From previous comments, both @lorenzopivetta and I are not in favour of allowing proxy 1 to cause proxy 2's subscription to be removed (or vice versa). In your example above, the first proxy should only be allowed to unsubscribe from id 1, and the second proxy should only be allowed to unsubscribe from id 2.

But we should still be able to use unsubscribe_event explicitly to remove subscription created by other proxies.

From previous comments, both @lorenzopivetta and I are not in favour of allowing proxy 1 to cause proxy 2's subscription to be removed (or vice versa). In your example above, the first proxy should only be allowed to unsubscribe from id 1, and the second proxy should only be allowed to unsubscribe from id 2.

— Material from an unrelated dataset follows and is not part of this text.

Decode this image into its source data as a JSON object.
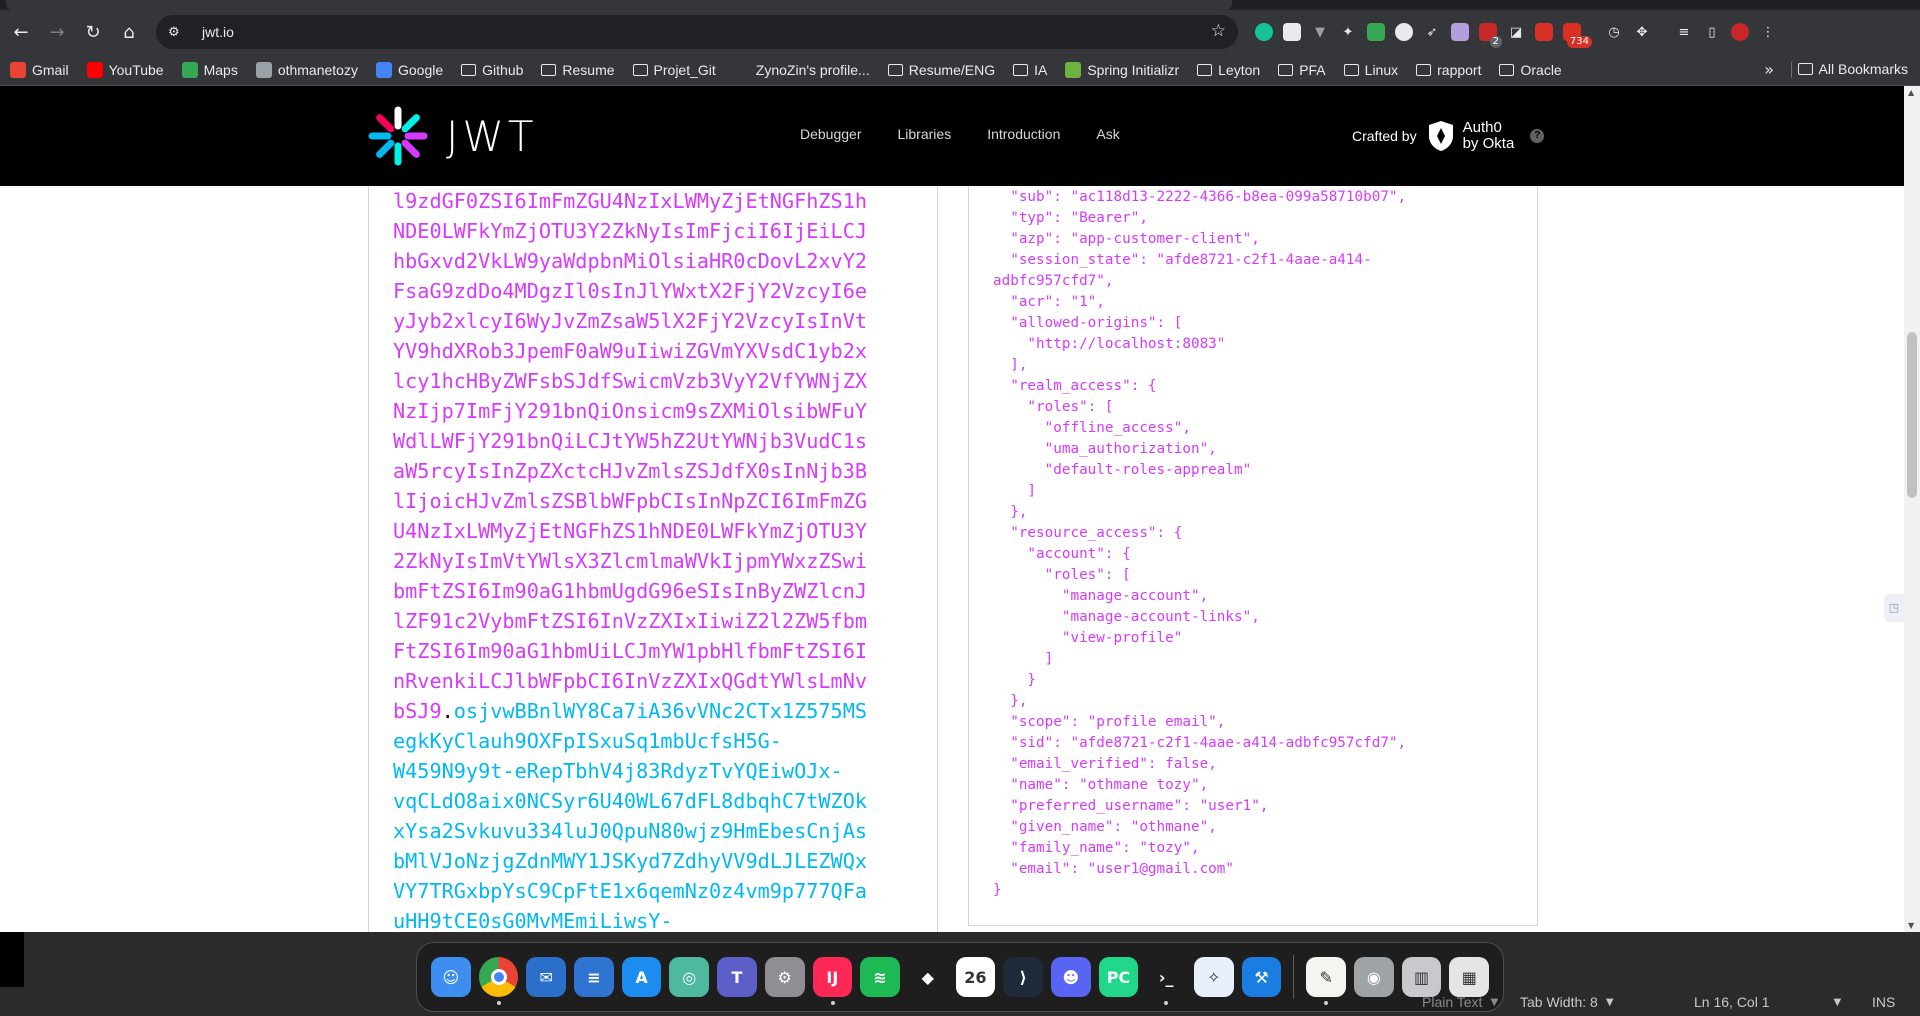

What you're proposing is a breaking change and clients may depend on that behavior. It is more a feature than a bugfix, thus I wouldn't change it in this PR (also because it is not needed to resolve the problem described in the ticket). Maybe we can have a separate issue for not allowing unsubscribing on arbitrary ids.

What you're proposing is a breaking change and clients may depend on that behavior. It is more a feature than a bugfix, thus I wouldn't change it in this PR (also because it is not needed to resolve the problem described in the ticket). Maybe we can have a separate issue for not allowing unsubscribing on arbitrary ids.

Good point. I agree we don't want breaking changes in cppTango for bug fixes.

In PyTango there is already a check for this - PyTango keeps its own map of subscriptions and proxies can only unsubscribe from their own event subscriptions.

Hi all,

PR with correction for the issue described in first post is ready in #746. The attached program completes successfuly and no exception is thrown.

@ajoubertza, @lorenzopivetta I opened #747 for further discussion whether we shall allow to unsubscribe from arbitrary subscription ids. @bourtemb maybe you can comment as well because you suggested to have the opposite behavior (to allow subscriptions outlive device proxies).

@bourtemb maybe you can comment as well because you suggested to have the opposite behavior (to allow subscriptions outlive device proxies).

I overlooked the following fact when I said that:

One more important thing. We store the proxy in event_callback_map to give this proxy back to the client in event callback in EventData structure. With current implementation, even if we subscribe using two different proxies, both callbacks will always receive the pointer to the first proxy. This is one more reason why we shall store all device proxies in callback map.

We could get some troubles if the callback is using the (destroyed) DeviceProxy pointer provided with the EventData.